The more direct benefit is engagement. When someone searches for your business by name and sees a recent post promoting your latest offer or showcasing a recent job, it reinforces trust and gives them a reason to get in touch. A profile with a post from last week looks more active and credible than one with no updates in months.

Where posts tend to make the clearest, most measurable difference is with offer posts that include a phone number or a link to book — because someone can click from the Google results page directly to your enquiry form or calendar, without visiting your website at all.

How to Write a Post That Works

You do not need to be a copywriter. Keep it simple and specific:

  • Lead with something concrete. “Just finished this kitchen renovation in Sheffield — a complete transformation from start to finish” is more engaging than “We love what we do!” Specific detail catches the eye.
  • Add a photo where you can. Posts with photos get significantly more attention than text-only posts. A photo of a completed job, your team, your product, or your premises is all you need — taken on a smartphone is fine.
  • Include a clear next step. Google lets you add a button to each post. Use it. “Get a free quote”, “Book online”, or “See more photos” linked to the relevant page on your website gives interested visitors an easy path forward.
  • Keep it short. Around 150 to 300 words is the sweet spot. Longer posts get cut off in the preview and lose their impact. Say what you need to say and stop.
  • Post at least once a month. Regular posts signal to Google and to visitors that your business is active. Once a month is a sustainable minimum; once a week is better if you can manage it. Even a simple update — a recent job, a seasonal note, a reminder of your services — is better than a profile that has gone quiet.

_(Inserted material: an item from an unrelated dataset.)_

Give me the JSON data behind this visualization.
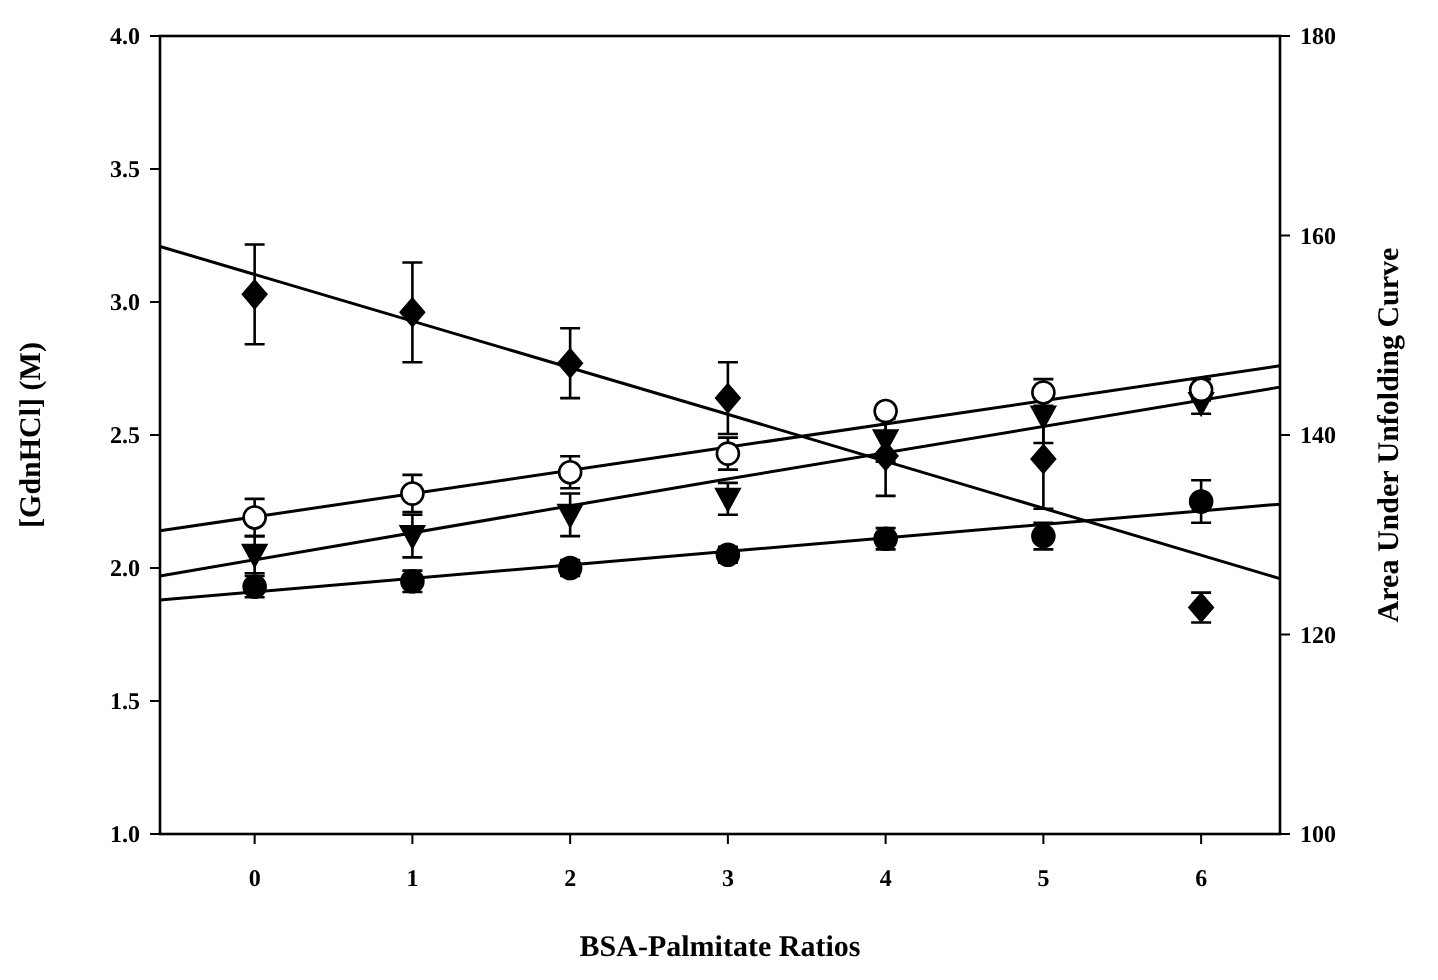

To get started, search for “Google Business Profile” and sign in with the Google account you used to set it up. From your profile dashboard, look for the “Add update” option. You do not need any technical knowledge — it works like a basic social media post, and Google walks you through each step.

Frequently asked

How long do Google Business Profile posts stay visible?
Standard update posts disappear from your listing after seven days — which is why posting regularly matters. Offer posts stay visible until the end date you set for the offer, and event posts stay up until the event has passed. Products listed through the Products feature do not expire on their own. If you want your listing to always show a recent post, you need to publish at least one a week for general updates, or use an evergreen offer with a rolling end date.
Can Google Business Profile posts help my local search ranking?
Not directly — posts are not confirmed as a ranking factor for appearing in local search results. However, Google’s local ranking algorithm does consider the overall completeness and activity of your Business Profile. A profile with recent posts, up-to-date photos, and accurate information tends to perform better over time than a neglected one. Think of posts less as a ranking shortcut and more as one part of keeping a healthy, active profile that Google considers worth showing to searchers.
How often should I publish Google Business Profile posts?
Once a week is ideal if you can manage it, but once a month is the realistic minimum for most small businesses. The most important thing is consistency rather than volume — a post every two weeks is better than three posts in January and then nothing for six months. If you are short on time, batch-write a month’s worth of posts in one sitting and schedule them using a free tool like Buffer, which lets you queue GBP posts in advance.
What is the ideal length for a Google Business Profile post?
Somewhere between 150 and 300 words tends to work best. Google truncates longer posts in the preview — visitors see only the first sentence or two before they have to click to expand it. A short, punchy post that makes its point quickly is more likely to be read in full. That said, do not pad posts out to hit a word count — if you can say what you need to say in 80 words, that is fine too. The content matters far more than the length.